Pour apprécier la valeur et régler l’emploi des monuments Égyptiens qu’on produit en preuve, il importe surtout d’en connaître l’époque, et en même temps celle des faits qu’ils relatent ou qu’ils indiquent ; et cela est vrai pour tous, de quelque part qu’ils viennent, de quelque nature qu’ils soient : grands obélisques ou petites stèles, figures colossales ou simples statuettes, documents écrits sur papier ou gravés sur la pierre, ouvrages publics ou privés. Si tous peuvent faire autorité pour leur temps, chacun selon son genre et dans un degré respectif, on sent que nul ne peut avoir ce caractère, quand il atteste des faits d’une époque trop éloignée, ou, ce qui revient au même, quand on ignore l’époque à laquelle il appartient. Dans les deux cas, il ne peut représenter que des bruits populaires, des traditions fabuleuses, les idées de son temps, et lorsque, par hasard, il dirait le vrai, il ne saurait en être pour nous un garant assuré. La Table même d’Abydos, si elle remontait trop haut, finirait par devenir suspecte aux yeux de la critique. On sait ce qu’il en fut des Marbres de Paros, qui avaient fait naître tant d’espérances, et comment ils furent réduits à leur juste valeur, dès qu’on eut réfléchi sur la date possible de leur formation. On comprit que les époques fixées n’étaient pas plus certaines, pour être taillées dans le marbre, que si elles étaient tracées sur des rouleaux du même temps ; qu’elles pouvaient n’offrir qu’un des systèmes de chronologie Antique, sur lesquels disputaient alors les savants, ou quelque nouveau système semblable, et n’avaient ainsi, par elles-mêmes, aucun droit de plus à la confiance.

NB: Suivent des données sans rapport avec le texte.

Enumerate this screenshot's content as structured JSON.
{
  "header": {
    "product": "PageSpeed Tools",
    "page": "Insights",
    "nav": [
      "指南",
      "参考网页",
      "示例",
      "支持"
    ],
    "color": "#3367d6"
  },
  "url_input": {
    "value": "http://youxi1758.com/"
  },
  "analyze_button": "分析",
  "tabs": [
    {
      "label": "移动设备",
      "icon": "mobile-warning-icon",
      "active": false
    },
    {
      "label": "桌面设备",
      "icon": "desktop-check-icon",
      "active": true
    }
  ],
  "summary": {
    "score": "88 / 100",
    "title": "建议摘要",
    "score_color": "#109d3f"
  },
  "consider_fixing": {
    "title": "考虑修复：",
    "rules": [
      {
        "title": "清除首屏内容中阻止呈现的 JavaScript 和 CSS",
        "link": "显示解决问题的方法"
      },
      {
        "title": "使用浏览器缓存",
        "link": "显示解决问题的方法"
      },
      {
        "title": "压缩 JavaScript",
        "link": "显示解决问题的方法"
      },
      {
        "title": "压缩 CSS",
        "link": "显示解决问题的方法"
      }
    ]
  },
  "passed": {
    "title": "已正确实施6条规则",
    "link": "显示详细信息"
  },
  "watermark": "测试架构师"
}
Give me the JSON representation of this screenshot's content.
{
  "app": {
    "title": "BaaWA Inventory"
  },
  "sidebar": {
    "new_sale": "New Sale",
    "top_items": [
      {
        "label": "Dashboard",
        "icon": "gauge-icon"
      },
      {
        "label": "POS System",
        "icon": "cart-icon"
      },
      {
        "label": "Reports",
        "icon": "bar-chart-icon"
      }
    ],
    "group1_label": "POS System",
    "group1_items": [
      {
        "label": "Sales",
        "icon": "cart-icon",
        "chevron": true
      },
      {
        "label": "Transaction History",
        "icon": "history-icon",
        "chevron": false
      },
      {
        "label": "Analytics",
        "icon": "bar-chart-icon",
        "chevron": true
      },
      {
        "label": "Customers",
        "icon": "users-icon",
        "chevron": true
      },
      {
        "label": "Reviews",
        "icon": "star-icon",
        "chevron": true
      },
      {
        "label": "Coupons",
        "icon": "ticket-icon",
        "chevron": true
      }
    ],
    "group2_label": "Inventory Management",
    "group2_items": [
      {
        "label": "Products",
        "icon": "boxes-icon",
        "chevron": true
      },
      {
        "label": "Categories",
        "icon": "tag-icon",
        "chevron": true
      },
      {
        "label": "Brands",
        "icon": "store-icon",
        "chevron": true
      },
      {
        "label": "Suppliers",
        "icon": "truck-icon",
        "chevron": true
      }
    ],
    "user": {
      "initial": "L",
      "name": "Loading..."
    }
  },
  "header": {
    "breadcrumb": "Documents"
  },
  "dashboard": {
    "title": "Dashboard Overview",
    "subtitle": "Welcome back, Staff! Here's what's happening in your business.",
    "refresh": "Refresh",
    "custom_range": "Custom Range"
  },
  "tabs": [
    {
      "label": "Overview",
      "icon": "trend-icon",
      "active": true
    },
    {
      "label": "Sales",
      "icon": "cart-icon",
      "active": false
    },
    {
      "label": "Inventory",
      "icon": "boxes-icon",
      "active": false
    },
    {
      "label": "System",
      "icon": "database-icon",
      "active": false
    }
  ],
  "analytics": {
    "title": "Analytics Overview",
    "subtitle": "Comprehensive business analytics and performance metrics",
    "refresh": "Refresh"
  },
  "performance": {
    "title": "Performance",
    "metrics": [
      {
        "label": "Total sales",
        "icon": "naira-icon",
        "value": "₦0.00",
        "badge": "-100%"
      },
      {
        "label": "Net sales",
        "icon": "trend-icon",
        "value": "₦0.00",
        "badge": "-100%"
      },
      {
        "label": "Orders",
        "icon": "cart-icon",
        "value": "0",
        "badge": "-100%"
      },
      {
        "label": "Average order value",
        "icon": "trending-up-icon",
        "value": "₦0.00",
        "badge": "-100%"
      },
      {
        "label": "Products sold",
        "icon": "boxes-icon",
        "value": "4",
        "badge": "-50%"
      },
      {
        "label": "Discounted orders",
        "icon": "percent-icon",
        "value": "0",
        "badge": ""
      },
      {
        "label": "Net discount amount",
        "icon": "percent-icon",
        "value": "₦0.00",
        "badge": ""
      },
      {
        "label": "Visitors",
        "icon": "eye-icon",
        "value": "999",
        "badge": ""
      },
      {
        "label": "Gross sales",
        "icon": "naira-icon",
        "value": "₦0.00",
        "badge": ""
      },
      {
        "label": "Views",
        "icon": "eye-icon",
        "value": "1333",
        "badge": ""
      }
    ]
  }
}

On n’avait pas fait ces réflexions, quand on s’est hâté d'annoncer la découverte d’une Histoire de Sésostris et de ses conquêtes, trouvée dans le cercueil d’une momie, et qu’on a crue authentique, sans doute parce qu’elle était écrite en langue Égyptienne et en caractères démotiques. La simple considération de la date que l’on pouvait donner au manuscrit, aurait arrêté les transports de joie que sa vue fit éclater. La momie est du règne d’un des premiers Ptolémées, et voilà la seule date sûre du manuscrit renfermé dans son cercueil. Était-il donc si merveilleux de lire sur un papyrus de cette époque, ce que, deux cents ans auparavant, Hérodote avait appris des prêtres de Memphis, et fait connaître à toute la Grèce, en le publiant parmi ses contes sur l’Égypte ? car il paraît que l’Histoire de Sésostris y dont on nous parle est la même, du moins pour le fond, que celle de l'Historien Grec. Le témoignage d'Hérodote prouve que de son temps la fable avait déjà cours en Égypte ; celui du papyrus prouverait qu’elle n'avait encore rien perdu de son crédit au temps des Ptolémée : c’est tout ce qu'on pouvait en conclure.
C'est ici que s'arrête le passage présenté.